Гюнтер приоткрыл дверцу разума. Позволил тщательно смоделированным чувствам пролиться вовне. Еле слышно журча, тонкие струйки потекли в комнату, растворились в кондиционированном воздухе. С насильниками и убийцами было легче – имея на руках официальное разрешение на прямой контакт, Гюнтер работал непосредственно с мозгом пациента, проникал вглубь и отыскивал уязвимые точки для воздействия. Сейчас он не мог себе этого позволить. Ещё в интернате он заучил наизусть: мозг антиса – запретная зона. Такой контакт сродни прогулке по минному полю: слишком легко зацепить те участки, которые отвечают за выход в большое тело. Если же подсознание сочтёт вторжение угрозой…

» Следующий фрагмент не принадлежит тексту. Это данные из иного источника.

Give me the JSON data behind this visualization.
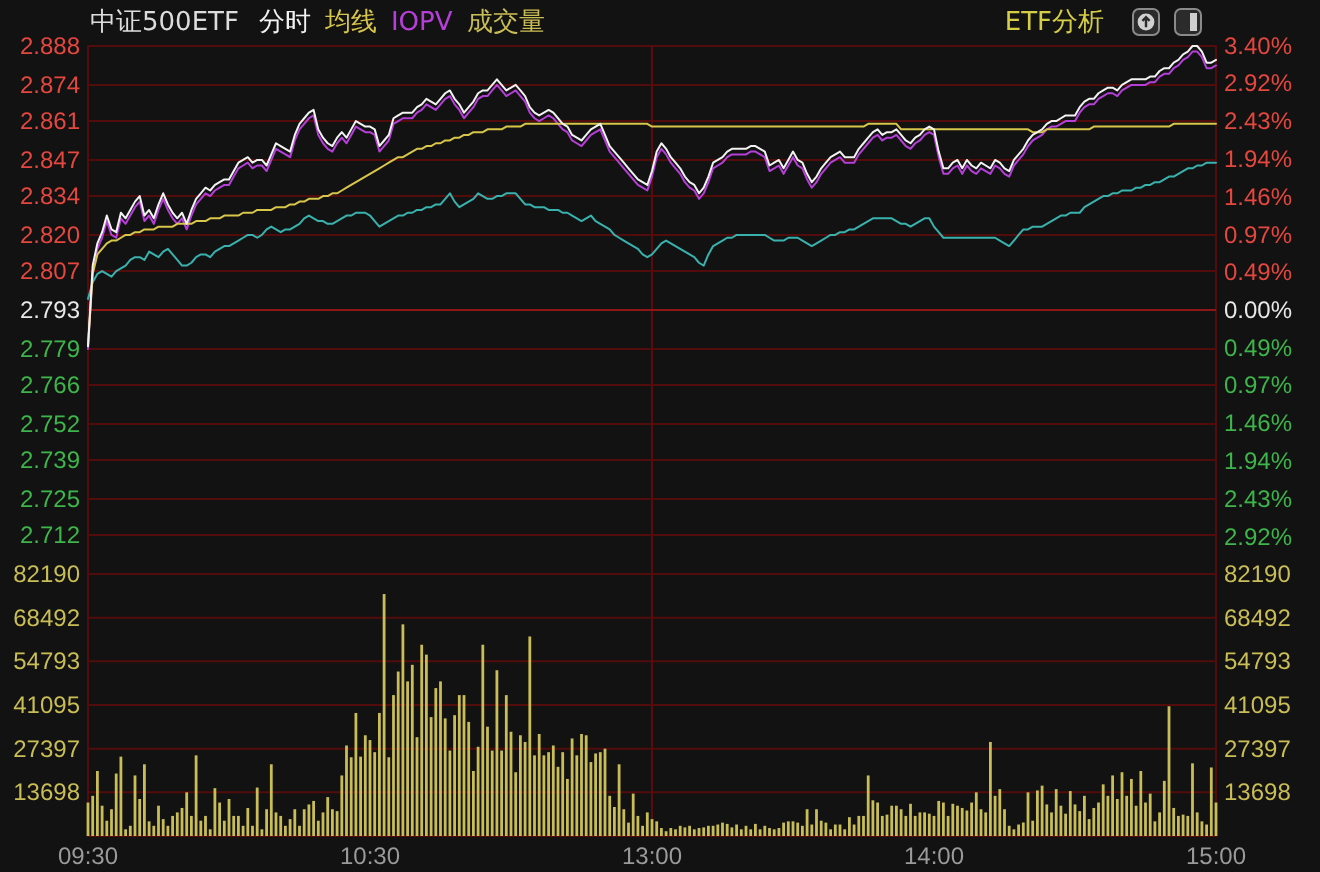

Телепаты, недооценившие риск, гибли в пламени горячего старта. Эмпаты, оступившись, выгорали дотла. В психиатрических клиниках для менталов хранились истории болезни, где самым подробным образом описывалось прозябание «овощей»: смирных, не доставляющих забот персоналу, и буйных, чей тонко организованный мозг превратился в кучку спёкшегося безумия. Не один барон медицины сделал себе диссертацию на этих материалах. Меньше всего Гюнтер хотел, чтобы очередной психиатр защитился на трагедии кавалера Сандерсона.
– Тебе нравится?
Поза Натху изменилась. Мальчик перелился в новую форму так легко, так естественно, что Гюнтер осознал изменение задним числом, после того, как оно произошло.
– Что ты делаешь? Ты же упадёшь!
Натху стоял, опираясь на ладони. Торс мальчика провис между напряженных рук, ягодицы в памперсе самую малость не доставали до пола. Ноги ребёнок, напротив, задрал к потолку – вернее, одну ногу, правую, потому что левую он заложил себе за голову. Пяткой Натху почёсывал ухо, урча по-кошачьи.